Sebi introduces the T+1 settlement cycle on an optional basis

The introduction T+1 settlement cycle for completion of share transactions on an optional basis will come into effect from January 1, 2022

There shall be no netting between T+1 and T+2 settlements.

In a move to enhance liquidity in the stock markets, capital market regulator Sebi on Tuesday said that the introduction T+1 settlement cycle for completion of share transactions on an optional basis will come into effect from January 1, 2022. The regulator has decided to provide flexibility to stock exchanges to offer either T+1 or T+2 settlement cycle for completion of share transactions, according to a circular.

The stock exchange may choose to offer T+1 settlement cycle on any of the scrips, after giving an advance notice of at least one month, regarding change in the settlement cycle, to all stakeholders, including the public at large, and also disseminating the same on its website.

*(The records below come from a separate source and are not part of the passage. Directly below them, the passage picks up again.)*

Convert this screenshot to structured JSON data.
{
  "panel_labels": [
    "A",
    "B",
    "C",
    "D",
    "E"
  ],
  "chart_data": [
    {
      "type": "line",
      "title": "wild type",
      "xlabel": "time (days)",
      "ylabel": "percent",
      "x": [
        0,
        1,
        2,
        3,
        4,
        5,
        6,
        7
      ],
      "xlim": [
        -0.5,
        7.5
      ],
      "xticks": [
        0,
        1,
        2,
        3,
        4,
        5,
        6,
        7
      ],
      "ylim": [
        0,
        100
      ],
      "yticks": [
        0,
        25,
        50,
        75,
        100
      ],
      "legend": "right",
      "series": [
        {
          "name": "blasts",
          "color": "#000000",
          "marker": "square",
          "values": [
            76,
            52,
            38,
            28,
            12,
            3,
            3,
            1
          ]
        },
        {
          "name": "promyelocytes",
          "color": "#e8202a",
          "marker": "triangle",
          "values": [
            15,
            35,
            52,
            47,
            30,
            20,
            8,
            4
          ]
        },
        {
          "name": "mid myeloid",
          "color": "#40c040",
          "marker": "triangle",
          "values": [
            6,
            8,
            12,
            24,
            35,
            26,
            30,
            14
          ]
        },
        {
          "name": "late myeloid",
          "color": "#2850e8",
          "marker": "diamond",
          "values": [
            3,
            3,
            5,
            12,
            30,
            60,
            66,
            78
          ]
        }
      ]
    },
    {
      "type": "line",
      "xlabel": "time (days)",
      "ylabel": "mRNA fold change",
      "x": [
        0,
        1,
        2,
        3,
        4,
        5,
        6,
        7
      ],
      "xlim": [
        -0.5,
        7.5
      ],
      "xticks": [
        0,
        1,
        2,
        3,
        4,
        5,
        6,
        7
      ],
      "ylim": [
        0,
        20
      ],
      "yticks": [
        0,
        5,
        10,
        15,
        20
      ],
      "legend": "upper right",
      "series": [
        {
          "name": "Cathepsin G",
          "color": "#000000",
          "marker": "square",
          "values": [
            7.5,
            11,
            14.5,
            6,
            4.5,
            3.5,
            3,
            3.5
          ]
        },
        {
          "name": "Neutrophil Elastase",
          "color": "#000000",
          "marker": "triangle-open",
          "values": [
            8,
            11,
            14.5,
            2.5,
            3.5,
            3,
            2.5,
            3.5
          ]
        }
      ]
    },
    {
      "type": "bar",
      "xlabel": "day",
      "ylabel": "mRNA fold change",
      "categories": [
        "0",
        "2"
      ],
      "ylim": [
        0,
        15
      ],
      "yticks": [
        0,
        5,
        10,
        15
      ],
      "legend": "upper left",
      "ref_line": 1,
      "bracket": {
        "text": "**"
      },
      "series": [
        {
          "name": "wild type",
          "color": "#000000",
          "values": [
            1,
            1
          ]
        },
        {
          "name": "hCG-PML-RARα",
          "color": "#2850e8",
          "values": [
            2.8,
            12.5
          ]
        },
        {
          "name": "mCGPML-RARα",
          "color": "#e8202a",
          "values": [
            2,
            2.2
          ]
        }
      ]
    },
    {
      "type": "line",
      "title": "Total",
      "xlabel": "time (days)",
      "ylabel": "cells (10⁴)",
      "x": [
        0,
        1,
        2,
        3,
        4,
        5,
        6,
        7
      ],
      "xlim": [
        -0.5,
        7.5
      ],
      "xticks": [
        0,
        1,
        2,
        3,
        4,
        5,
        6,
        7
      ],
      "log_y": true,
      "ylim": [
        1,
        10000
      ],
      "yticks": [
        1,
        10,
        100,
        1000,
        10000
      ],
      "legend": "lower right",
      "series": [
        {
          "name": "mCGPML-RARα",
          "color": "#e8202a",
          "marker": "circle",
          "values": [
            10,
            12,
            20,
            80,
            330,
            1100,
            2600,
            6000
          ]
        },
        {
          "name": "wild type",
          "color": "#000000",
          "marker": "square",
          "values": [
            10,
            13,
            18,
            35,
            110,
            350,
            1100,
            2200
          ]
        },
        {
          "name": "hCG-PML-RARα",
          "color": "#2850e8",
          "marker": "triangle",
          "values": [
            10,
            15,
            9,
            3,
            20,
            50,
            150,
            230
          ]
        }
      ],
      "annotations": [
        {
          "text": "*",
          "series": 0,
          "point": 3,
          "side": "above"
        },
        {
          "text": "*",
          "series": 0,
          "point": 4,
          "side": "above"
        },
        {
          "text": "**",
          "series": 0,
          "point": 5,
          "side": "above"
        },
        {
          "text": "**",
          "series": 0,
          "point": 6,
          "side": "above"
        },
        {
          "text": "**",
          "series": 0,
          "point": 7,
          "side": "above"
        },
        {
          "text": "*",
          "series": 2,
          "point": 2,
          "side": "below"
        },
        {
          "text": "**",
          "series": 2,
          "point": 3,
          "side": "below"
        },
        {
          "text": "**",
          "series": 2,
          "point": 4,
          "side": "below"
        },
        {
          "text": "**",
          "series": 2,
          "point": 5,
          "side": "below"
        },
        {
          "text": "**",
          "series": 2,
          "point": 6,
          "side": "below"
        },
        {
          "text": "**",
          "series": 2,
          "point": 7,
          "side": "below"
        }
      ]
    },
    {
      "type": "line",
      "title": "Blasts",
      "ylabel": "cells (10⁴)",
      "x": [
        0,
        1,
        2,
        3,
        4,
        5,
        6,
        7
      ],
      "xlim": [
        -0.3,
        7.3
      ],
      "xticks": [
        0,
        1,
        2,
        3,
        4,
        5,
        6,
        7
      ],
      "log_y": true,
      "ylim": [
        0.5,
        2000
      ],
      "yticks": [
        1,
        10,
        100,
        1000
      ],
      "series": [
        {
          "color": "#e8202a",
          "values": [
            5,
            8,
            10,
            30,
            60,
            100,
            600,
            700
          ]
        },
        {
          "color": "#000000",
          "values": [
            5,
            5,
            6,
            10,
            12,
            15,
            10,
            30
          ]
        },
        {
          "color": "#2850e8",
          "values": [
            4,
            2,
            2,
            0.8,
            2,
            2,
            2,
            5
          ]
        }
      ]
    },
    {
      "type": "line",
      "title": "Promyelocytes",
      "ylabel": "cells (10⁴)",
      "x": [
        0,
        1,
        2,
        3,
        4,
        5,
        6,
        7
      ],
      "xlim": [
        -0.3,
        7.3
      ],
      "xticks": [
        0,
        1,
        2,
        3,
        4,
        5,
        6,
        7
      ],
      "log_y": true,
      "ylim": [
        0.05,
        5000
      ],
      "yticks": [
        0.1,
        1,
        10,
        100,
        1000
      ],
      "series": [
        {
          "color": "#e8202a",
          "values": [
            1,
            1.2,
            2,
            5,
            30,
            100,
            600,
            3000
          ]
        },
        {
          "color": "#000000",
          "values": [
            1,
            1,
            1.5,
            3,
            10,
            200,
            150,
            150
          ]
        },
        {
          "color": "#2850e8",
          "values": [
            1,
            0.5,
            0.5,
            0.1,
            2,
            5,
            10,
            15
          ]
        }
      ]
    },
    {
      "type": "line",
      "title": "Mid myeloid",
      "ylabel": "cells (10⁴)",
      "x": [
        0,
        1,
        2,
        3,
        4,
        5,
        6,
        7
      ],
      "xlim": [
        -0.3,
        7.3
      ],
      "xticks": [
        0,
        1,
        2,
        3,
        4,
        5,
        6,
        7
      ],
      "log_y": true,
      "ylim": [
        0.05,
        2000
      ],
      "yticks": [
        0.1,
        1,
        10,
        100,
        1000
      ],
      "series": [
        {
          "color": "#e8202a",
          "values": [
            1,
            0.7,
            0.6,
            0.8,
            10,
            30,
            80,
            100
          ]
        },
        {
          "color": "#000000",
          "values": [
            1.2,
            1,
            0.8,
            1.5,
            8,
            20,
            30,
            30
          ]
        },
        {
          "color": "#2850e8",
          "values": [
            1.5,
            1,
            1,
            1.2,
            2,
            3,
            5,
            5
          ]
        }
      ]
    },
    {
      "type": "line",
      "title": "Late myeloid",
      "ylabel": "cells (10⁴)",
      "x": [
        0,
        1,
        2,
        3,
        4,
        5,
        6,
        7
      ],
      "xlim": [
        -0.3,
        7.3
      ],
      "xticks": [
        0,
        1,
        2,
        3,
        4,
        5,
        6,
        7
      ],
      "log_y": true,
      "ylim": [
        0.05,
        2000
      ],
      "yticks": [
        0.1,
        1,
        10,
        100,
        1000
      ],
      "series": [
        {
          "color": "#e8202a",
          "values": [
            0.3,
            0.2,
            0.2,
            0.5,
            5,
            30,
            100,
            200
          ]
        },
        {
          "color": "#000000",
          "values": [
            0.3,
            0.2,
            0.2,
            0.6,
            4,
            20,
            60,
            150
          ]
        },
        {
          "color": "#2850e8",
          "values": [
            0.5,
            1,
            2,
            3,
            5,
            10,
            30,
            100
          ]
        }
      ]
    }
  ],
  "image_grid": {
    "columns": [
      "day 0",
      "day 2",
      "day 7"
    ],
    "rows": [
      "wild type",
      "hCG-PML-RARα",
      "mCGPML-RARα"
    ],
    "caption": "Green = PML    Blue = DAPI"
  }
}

“Sebi has kept the implementation optional at the exchange level, this looks very tricky. As what if one exchange decide a T+1 settlement and another exchange decide T+2 for the same securities. When the client can easily buy in one and sell in another exchange (after interoperability). It will be very interesting to wait and watch, how the two exchanges take this implementation and come forward for the shorter settlement cycle from the coming new year,” said Mohan Parsuramka, COO at Marwadi Shares and Finance.

Six-month tenure

After opting for T+1 settlement cycle for a scrip, the stock exchange will have to mandatorily continue with the same for a minimum period of six months. Thereafter, in case the stock exchange intends to switch back to T+2 settlement cycle, it will do so by giving one-month advance notice to the market.

Any subsequent switch (from T+1 to T+2 or vice versa) will be subject to minimum period and notice period as mentioned by the regulator. The decision has been taken based on discussions with market infrastructure institutions like stock exchanges, clearing corporations and depositories.

No netting

There shall be no netting between T+1 and T+2 settlements,” the Sebi said.

The settlement option for security will be applicable to all types of transactions in the security on that stock exchange. For example, if a security is placed under T+1 settlement on a stock exchange, the regular market deals as well as block deals will follow the T+1 settlement cycle on that bourse.

Sebi has directed stock exchanges, clearing corporations and depositories to take necessary steps to put in place proper systems and procedures for smooth introduction of T+1 settlement cycle on optional basis.

Earlier in 2003, the regulator had shortened the settlement cycle from T+3 rolling settlement to T+2.

Adoption of T+1 settlement would mean shortening the settlement cycle from two business days to one for India equities. The move is aimed to make stock markets more efficient as it will result into faster settlement of deals. It will increase liquidity, reduce risks in the system and may also increase the turnover.

“T+1 rolling settlement will allow client to receive the sale proceeds and the purchased shares in their account in 24 hours time as compare to 48hours in T+2 settlement. Similarly, the payment of funds and payin of stocks will also be done inT+1 day time in the new settlement cycle for the purchase and sale position respectively. Having a shorter payment cycle in any business is always good for business,” Parsuramka added.